Business payments automation firm AvidXchange is going private through a $2.2 billion deal that sees asset firm TPG take majority ownership with Corpay picking up a minority stake.
TPG and corporate payments player Corpay will pay $10 per share in cash, a 22% premium on AvidXchange's closing price on 6 May and a 45% premium over the closing price on March 12, the day before media reports sur about a possible sale surfaced.
TPG will take a 67% stake in the business, with Corpay paying $500 million for 33%.
Founded in 2000, AvidXchange offers a single platform that eliminates the paper invoice and cheque and offers multiple e-payment options for more than 8000 companies.
The firm went public in 2021 but called in advisers to explore a sale this year as its share price tumbled.
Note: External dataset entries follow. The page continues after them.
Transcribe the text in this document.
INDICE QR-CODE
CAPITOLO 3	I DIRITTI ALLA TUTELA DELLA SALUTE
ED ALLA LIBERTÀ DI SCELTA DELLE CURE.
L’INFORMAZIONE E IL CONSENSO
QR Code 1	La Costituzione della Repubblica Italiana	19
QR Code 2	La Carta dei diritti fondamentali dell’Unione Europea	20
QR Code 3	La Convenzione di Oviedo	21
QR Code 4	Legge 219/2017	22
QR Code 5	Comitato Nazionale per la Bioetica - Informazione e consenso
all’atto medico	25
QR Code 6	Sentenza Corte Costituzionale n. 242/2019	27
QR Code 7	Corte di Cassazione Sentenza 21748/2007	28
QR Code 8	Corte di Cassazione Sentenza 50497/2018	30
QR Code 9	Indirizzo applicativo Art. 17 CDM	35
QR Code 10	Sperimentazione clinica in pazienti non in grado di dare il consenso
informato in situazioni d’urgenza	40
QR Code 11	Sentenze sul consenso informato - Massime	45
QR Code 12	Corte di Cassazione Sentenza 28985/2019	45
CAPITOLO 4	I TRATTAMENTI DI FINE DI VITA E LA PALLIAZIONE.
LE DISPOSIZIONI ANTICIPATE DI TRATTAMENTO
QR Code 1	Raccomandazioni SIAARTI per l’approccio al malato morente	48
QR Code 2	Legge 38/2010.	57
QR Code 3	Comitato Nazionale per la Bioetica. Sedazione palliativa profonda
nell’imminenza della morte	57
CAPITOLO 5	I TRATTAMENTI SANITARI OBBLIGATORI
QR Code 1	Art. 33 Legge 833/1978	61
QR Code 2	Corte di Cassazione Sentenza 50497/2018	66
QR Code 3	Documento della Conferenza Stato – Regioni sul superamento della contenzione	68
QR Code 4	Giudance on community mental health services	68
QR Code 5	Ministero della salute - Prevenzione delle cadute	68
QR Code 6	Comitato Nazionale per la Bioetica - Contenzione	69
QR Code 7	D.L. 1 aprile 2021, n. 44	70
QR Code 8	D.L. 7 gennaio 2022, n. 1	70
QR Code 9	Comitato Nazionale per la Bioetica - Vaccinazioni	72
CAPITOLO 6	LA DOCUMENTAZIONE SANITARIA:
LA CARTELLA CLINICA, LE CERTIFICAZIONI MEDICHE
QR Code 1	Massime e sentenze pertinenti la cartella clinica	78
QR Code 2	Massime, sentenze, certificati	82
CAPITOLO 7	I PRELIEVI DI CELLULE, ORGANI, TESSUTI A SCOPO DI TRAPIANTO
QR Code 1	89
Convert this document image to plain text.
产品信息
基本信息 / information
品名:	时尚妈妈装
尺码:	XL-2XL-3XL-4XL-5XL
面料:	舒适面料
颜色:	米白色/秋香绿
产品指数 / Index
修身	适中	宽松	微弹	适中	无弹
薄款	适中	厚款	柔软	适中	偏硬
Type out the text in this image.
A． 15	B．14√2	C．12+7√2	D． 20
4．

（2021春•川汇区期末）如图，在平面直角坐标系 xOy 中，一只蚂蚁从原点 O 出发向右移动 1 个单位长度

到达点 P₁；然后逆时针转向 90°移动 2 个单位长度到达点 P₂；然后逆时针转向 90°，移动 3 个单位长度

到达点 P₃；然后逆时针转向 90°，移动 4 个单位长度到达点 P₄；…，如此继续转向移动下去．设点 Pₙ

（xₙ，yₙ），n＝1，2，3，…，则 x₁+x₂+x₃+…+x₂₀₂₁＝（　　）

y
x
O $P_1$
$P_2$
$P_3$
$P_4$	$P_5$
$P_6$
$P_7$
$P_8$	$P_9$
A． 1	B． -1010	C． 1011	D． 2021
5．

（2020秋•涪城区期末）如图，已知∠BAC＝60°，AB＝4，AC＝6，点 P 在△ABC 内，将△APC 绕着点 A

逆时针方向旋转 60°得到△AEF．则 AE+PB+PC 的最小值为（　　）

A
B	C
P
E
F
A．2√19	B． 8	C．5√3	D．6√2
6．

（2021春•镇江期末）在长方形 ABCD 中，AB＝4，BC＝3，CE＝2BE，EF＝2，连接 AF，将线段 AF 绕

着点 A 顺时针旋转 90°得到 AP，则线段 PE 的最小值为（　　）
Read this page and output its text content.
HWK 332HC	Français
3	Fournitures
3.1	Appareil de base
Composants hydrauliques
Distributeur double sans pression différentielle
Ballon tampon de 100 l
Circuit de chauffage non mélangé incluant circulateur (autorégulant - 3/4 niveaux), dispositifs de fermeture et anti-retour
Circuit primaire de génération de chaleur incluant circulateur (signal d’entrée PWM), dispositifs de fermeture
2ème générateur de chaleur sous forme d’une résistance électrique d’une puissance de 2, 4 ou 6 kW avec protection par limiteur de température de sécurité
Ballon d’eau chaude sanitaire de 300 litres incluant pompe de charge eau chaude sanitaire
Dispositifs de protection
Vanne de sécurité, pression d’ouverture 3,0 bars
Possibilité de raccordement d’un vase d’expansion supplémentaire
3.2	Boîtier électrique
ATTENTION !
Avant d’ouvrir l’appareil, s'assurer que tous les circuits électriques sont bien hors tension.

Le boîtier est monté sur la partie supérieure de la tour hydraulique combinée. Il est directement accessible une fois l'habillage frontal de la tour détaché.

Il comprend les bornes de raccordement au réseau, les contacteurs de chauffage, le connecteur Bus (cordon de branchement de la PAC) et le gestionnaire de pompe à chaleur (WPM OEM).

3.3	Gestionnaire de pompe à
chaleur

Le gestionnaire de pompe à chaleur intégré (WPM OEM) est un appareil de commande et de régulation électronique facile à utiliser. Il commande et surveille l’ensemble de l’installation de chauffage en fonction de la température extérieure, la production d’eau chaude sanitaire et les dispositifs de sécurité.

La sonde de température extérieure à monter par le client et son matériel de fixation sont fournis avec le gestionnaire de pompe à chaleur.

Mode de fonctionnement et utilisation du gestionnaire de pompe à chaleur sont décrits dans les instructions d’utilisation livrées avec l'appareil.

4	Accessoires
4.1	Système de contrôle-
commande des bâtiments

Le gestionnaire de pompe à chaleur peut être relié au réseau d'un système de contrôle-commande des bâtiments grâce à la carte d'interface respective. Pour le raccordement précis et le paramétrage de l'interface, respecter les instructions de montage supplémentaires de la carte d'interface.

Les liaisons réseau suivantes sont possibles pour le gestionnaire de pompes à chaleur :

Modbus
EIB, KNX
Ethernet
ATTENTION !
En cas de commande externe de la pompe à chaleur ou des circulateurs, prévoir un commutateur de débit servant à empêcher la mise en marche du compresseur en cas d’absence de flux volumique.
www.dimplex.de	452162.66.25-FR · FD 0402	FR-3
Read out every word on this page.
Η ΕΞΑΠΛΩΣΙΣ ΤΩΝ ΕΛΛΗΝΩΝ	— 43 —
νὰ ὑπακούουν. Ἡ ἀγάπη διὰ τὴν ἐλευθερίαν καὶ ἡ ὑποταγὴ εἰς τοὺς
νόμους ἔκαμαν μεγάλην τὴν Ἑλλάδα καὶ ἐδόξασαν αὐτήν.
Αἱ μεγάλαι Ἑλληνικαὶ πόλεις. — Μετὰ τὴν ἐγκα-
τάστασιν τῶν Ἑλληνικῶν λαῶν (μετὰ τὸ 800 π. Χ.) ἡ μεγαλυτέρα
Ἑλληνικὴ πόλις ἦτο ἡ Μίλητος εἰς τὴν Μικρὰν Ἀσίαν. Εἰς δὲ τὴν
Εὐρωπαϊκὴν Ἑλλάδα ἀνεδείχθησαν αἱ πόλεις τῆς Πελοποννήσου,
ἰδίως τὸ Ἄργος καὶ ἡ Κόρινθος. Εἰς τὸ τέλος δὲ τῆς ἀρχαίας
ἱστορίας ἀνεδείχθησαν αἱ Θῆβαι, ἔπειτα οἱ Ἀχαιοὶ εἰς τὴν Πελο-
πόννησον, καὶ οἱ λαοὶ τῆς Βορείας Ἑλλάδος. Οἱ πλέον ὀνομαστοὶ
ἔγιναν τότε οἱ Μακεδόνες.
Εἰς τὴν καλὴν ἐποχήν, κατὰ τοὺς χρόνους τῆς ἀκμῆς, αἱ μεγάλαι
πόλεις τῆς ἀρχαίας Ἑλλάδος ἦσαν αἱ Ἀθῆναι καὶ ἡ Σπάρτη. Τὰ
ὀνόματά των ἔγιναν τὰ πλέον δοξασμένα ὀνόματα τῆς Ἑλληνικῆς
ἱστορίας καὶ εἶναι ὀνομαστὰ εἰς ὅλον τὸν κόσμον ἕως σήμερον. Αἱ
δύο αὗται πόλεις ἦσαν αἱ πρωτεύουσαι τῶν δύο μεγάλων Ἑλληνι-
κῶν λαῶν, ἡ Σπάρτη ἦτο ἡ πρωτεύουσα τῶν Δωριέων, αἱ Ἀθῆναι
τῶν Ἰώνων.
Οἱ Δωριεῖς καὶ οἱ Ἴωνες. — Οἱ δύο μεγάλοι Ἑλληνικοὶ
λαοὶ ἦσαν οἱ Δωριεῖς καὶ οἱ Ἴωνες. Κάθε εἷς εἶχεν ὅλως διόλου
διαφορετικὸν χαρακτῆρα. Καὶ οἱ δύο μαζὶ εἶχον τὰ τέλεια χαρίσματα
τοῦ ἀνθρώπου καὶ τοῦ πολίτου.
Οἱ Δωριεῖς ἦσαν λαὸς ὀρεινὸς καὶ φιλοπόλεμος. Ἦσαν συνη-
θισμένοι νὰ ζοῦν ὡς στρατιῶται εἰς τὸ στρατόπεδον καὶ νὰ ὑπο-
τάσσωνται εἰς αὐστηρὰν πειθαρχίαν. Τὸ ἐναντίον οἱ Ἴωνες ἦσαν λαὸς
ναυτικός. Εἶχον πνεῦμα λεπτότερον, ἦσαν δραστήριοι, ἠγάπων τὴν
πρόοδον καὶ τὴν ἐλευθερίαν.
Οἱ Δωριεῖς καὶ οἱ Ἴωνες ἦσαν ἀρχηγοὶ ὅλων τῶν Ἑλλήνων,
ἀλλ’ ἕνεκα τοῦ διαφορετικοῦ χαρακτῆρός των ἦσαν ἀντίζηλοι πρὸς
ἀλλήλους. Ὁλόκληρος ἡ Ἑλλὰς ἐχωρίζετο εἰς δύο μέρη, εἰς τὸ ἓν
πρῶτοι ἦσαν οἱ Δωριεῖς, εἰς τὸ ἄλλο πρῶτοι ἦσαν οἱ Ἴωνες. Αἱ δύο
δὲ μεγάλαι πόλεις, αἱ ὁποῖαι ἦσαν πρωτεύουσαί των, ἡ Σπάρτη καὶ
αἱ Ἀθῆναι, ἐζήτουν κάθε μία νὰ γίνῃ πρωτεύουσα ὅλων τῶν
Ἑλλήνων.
“We are pleased to have reached an agreement that delivers significant value for AvidXchange stockholders and positions our business for long-term growth and success for our valued customers,” says Michael Praeger, CEO, AvidXchange.
Last month, Corpay received a cash injection when Mastercard agreed to pay $300 million for a three per cent stake in its cross-border payments business.
It's not all been plain sailing for Corpay in the M&A space, after an all-cash bid for London-based financial services provider Alpha Group International was rejected on Tuesday.
Alpha said the board "carefully considered" the proposal with its financial advisers and unanimously rejected it.